The heat waves, more intense and frequent due to climate changegenerate a “devil potion” of contaminants that threatens humans and all living beings, warned on Wednesday the UN.
The layers of smoke caused by the fires that covered Athens and New York are the most visible part of the air pollution caused by heat waves, but in reality they unleash a series of chemical processes that are much more dangerous for health.
“Heat waves deteriorate air quality, with repercussions for human health, ecosystems, agriculture and our daily lives,” said the secretary of the World Meteorological Organization (WMO), Petteri Taalas, at the presentation of the bulletin on air quality and climate.
A recent study by the Energy Policy Institute of the University of Chicago (EPIC) established that fine particle pollution –emitted by motor vehicles, industry, and fires– represents “the greatest external threat to public health” world.
Climate change and air quality “they go hand in hand and must be fought together to break this vicious circle”, said the head of the WMO, noting that although the report deals with the data of 2022, “What we see in 2023 is even more extreme.”
Climate change increases the frequency and intensity of heat waves, and this trend will continue in the future.
The European Copernicus Observatory announced on Wednesday that global average temperatures during the three months of the boreal summer (June-July-August) were the highest on record.
There is a growing scientific consensus that heat waves will increase the risk and severity of forest fires, the WMO stressed.
“Heat waves and wildfires are closely related.
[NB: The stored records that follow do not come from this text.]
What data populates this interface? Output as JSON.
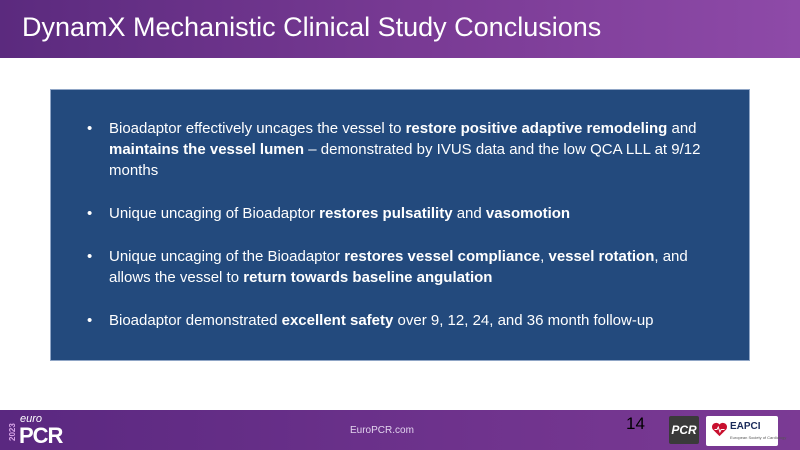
{
  "title": "DynamX Mechanistic Clinical Study Conclusions",
  "bullets": [
    [
      {
        "t": "Bioadaptor effectively uncages the vessel to ",
        "b": false
      },
      {
        "t": "restore positive adaptive remodeling",
        "b": true
      },
      {
        "t": " and ",
        "b": false
      },
      {
        "t": "maintains the vessel lumen",
        "b": true
      },
      {
        "t": " – demonstrated by IVUS data and the low QCA LLL at 9/12 months",
        "b": false
      }
    ],
    [
      {
        "t": "Unique uncaging of Bioadaptor ",
        "b": false
      },
      {
        "t": "restores pulsatility",
        "b": true
      },
      {
        "t": " and ",
        "b": false
      },
      {
        "t": "vasomotion",
        "b": true
      }
    ],
    [
      {
        "t": "Unique uncaging of the Bioadaptor ",
        "b": false
      },
      {
        "t": "restores vessel compliance",
        "b": true
      },
      {
        "t": ", ",
        "b": false
      },
      {
        "t": "vessel rotation",
        "b": true
      },
      {
        "t": ", and allows the vessel to ",
        "b": false
      },
      {
        "t": "return towards baseline angulation",
        "b": true
      }
    ],
    [
      {
        "t": "Bioadaptor demonstrated ",
        "b": false
      },
      {
        "t": "excellent safety",
        "b": true
      },
      {
        "t": " over 9, 12, 24, and 36 month follow-up",
        "b": false
      }
    ]
  ],
  "footer": {
    "url": "EuroPCR.com",
    "page_number": "14",
    "logo": {
      "year": "2023",
      "euro": "euro",
      "pcr": "PCR"
    },
    "pcr_badge": "PCR",
    "eapci_badge": {
      "name": "EAPCI",
      "subtitle": "European Society of Cardiology"
    }
  },
  "colors": {
    "title_bar": "#6b3390",
    "content_box": "#234a7d",
    "footer_bar": "#6a2f8a"
  },
  "icons": [
    "europcr-logo",
    "pcr-badge-icon",
    "eapci-heart-icon"
  ]
}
Smoke from wildfires contains a devilish potion of chemicals that not only affects air quality and health, but also harms plants, ecosystems, and crops — and leads to more carbon emissions and more greenhouse gases in the atmosphere.” declared Lorenzo Labrador, author of the WMO bulletin.
Dangerous relationships
Although climate change and air pollutants (such as ozone, volatile organic compounds, or aerosols) follow different stages, the two are related.
“Air quality and climate are interconnected because the chemical compounds that affect them are related, because the substances responsible for climate change and air quality degradation are often emitted from the same sources, and because changes in one lead to inevitably changes in the other”, WMO stressed.
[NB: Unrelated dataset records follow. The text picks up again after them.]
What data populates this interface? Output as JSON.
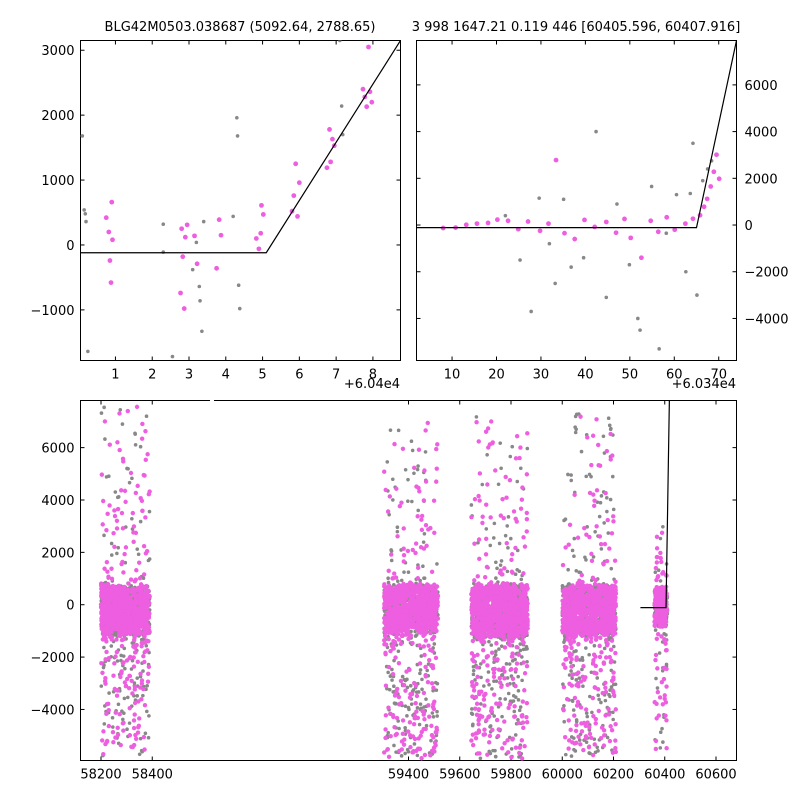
{
  "chart_data": [
    {
      "type": "scatter",
      "title": "BLG42M0503.038687 (5092.64, 2788.65)",
      "xlim": [
        0.05,
        8.75
      ],
      "ylim": [
        -1780,
        3150
      ],
      "xticks": [
        "1",
        "2",
        "3",
        "4",
        "5",
        "6",
        "7",
        "8"
      ],
      "yticks": [
        "−1000",
        "0",
        "1000",
        "2000",
        "3000"
      ],
      "offset_label": "+6.04e4",
      "colors": {
        "primary": "#ee5ee0",
        "secondary": "#888888",
        "model": "#000000"
      },
      "series": [
        {
          "values": [
            [
              0.75,
              420
            ],
            [
              0.82,
              200
            ],
            [
              0.85,
              -240
            ],
            [
              0.88,
              -580
            ],
            [
              0.9,
              660
            ],
            [
              0.92,
              80
            ],
            [
              2.77,
              -740
            ],
            [
              2.8,
              250
            ],
            [
              2.83,
              -180
            ],
            [
              2.87,
              -980
            ],
            [
              2.9,
              120
            ],
            [
              2.95,
              310
            ],
            [
              3.15,
              140
            ],
            [
              3.22,
              -290
            ],
            [
              3.75,
              -360
            ],
            [
              3.82,
              390
            ],
            [
              3.87,
              150
            ],
            [
              4.83,
              100
            ],
            [
              4.9,
              -60
            ],
            [
              4.95,
              180
            ],
            [
              4.97,
              610
            ],
            [
              5.02,
              470
            ],
            [
              5.8,
              520
            ],
            [
              5.85,
              760
            ],
            [
              5.9,
              1250
            ],
            [
              5.95,
              440
            ],
            [
              6.0,
              960
            ],
            [
              6.75,
              1190
            ],
            [
              6.82,
              1780
            ],
            [
              6.85,
              1280
            ],
            [
              6.9,
              1630
            ],
            [
              6.95,
              1530
            ],
            [
              7.73,
              2400
            ],
            [
              7.78,
              2280
            ],
            [
              7.83,
              2130
            ],
            [
              7.88,
              3050
            ],
            [
              7.92,
              2360
            ],
            [
              7.97,
              2200
            ]
          ]
        },
        {
          "values": [
            [
              0.1,
              1680
            ],
            [
              0.15,
              540
            ],
            [
              0.18,
              480
            ],
            [
              0.2,
              360
            ],
            [
              0.25,
              -1640
            ],
            [
              2.3,
              320
            ],
            [
              2.3,
              -110
            ],
            [
              2.55,
              -1720
            ],
            [
              3.1,
              -380
            ],
            [
              3.2,
              40
            ],
            [
              3.28,
              -640
            ],
            [
              3.3,
              -860
            ],
            [
              3.35,
              -1330
            ],
            [
              3.4,
              360
            ],
            [
              4.2,
              440
            ],
            [
              4.3,
              1960
            ],
            [
              4.32,
              1680
            ],
            [
              4.35,
              -620
            ],
            [
              4.38,
              -980
            ],
            [
              7.1,
              3150
            ],
            [
              7.15,
              2140
            ],
            [
              7.18,
              1700
            ]
          ]
        }
      ],
      "model": {
        "x": [
          0.05,
          5.1,
          8.75
        ],
        "y": [
          -120,
          -120,
          3150
        ]
      }
    },
    {
      "type": "scatter",
      "title": "3 998 1647.21 0.119 446 [60405.596, 60407.916]",
      "xlim": [
        2,
        74
      ],
      "ylim": [
        -5800,
        7900
      ],
      "xticks": [
        "10",
        "20",
        "30",
        "40",
        "50",
        "60",
        "70"
      ],
      "yticks": [
        "−4000",
        "−2000",
        "0",
        "2000",
        "4000",
        "6000"
      ],
      "offset_label": "+6.034e4",
      "colors": {
        "primary": "#ee5ee0",
        "secondary": "#888888",
        "model": "#000000"
      },
      "series": [
        {
          "values": [
            [
              8.0,
              -130
            ],
            [
              10.8,
              -110
            ],
            [
              13.2,
              10
            ],
            [
              15.6,
              60
            ],
            [
              18.1,
              90
            ],
            [
              20.2,
              230
            ],
            [
              22.6,
              180
            ],
            [
              24.9,
              -180
            ],
            [
              27.1,
              150
            ],
            [
              29.8,
              -250
            ],
            [
              31.7,
              60
            ],
            [
              33.4,
              2780
            ],
            [
              35.3,
              -350
            ],
            [
              37.6,
              -600
            ],
            [
              39.8,
              220
            ],
            [
              42.1,
              -80
            ],
            [
              44.7,
              130
            ],
            [
              46.9,
              -330
            ],
            [
              48.8,
              260
            ],
            [
              50.2,
              -550
            ],
            [
              52.6,
              -1400
            ],
            [
              54.7,
              180
            ],
            [
              56.4,
              -290
            ],
            [
              58.3,
              330
            ],
            [
              60.1,
              -200
            ],
            [
              62.5,
              60
            ],
            [
              64.2,
              270
            ],
            [
              65.8,
              420
            ],
            [
              66.7,
              780
            ],
            [
              67.4,
              1120
            ],
            [
              68.2,
              1650
            ],
            [
              68.9,
              2280
            ],
            [
              69.5,
              3010
            ],
            [
              70.1,
              1980
            ]
          ]
        },
        {
          "values": [
            [
              22.0,
              400
            ],
            [
              25.3,
              -1500
            ],
            [
              27.8,
              -3700
            ],
            [
              29.6,
              1150
            ],
            [
              31.9,
              -800
            ],
            [
              33.2,
              -2500
            ],
            [
              35.1,
              1100
            ],
            [
              36.8,
              -1800
            ],
            [
              39.6,
              -1400
            ],
            [
              42.4,
              4000
            ],
            [
              44.7,
              -3100
            ],
            [
              47.1,
              900
            ],
            [
              49.9,
              -1700
            ],
            [
              51.8,
              -4000
            ],
            [
              52.3,
              -4500
            ],
            [
              54.9,
              1650
            ],
            [
              56.6,
              -5300
            ],
            [
              58.2,
              -350
            ],
            [
              60.5,
              1300
            ],
            [
              62.6,
              -2000
            ],
            [
              63.6,
              1350
            ],
            [
              64.2,
              3500
            ],
            [
              65.1,
              -3000
            ],
            [
              66.4,
              1900
            ],
            [
              67.5,
              2400
            ],
            [
              68.4,
              2750
            ]
          ]
        }
      ],
      "model": {
        "x": [
          2,
          65,
          74
        ],
        "y": [
          -110,
          -110,
          7900
        ]
      }
    },
    {
      "type": "scatter",
      "xlim": [
        58120,
        60680
      ],
      "ylim": [
        -5950,
        7800
      ],
      "broken_axis": true,
      "xticks": [
        "58200",
        "58400",
        "59400",
        "59600",
        "59800",
        "60000",
        "60200",
        "60400",
        "60600"
      ],
      "yticks": [
        "−4000",
        "−2000",
        "0",
        "2000",
        "4000",
        "6000"
      ],
      "colors": {
        "primary": "#ee5ee0",
        "secondary": "#888888",
        "model": "#000000"
      },
      "seasons": [
        {
          "center": 58295,
          "half_width": 95,
          "core_low": -1100,
          "core_high": 700,
          "high_extreme": 7600,
          "low_extreme": -5800
        },
        {
          "center": 59410,
          "half_width": 105,
          "core_low": -1000,
          "core_high": 700,
          "high_extreme": 7200,
          "low_extreme": -5900
        },
        {
          "center": 59755,
          "half_width": 110,
          "core_low": -1200,
          "core_high": 700,
          "high_extreme": 7200,
          "low_extreme": -5900
        },
        {
          "center": 60105,
          "half_width": 105,
          "core_low": -1100,
          "core_high": 700,
          "high_extreme": 7600,
          "low_extreme": -5800
        },
        {
          "center": 60385,
          "half_width": 25,
          "core_low": -800,
          "core_high": 600,
          "high_extreme": 3100,
          "low_extreme": -5600
        }
      ],
      "model": {
        "x": [
          60305,
          60405,
          60418
        ],
        "y": [
          -110,
          -110,
          7800
        ]
      }
    }
  ]
}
The organization explains that, in 2022, the long heat wave that shook Europe brought an increase in the concentrations of particles and tropospheric ozone (just above the Earth’s surface).
And the concentrations exceeded the level recommended by the WHO in most of the European continent.
During the second half of August 2022, significant masses of desert dust occurred in the Mediterranean and Europe.
“The coincidence of elevated temperatures and elevated amounts of aerosols, and particle content, affected human health and well-being,” the WMO noted.
Ozone concentration also reduces the number and quality of subsistence crop yields.
“Globally, crop losses due to ozone are 4.4 to 12.4% on average for basic subsistence crops, wheat and soybean losses can reach between 15 and 30% in the main agricultural areas of Indian and Chinese”according to the bulletin.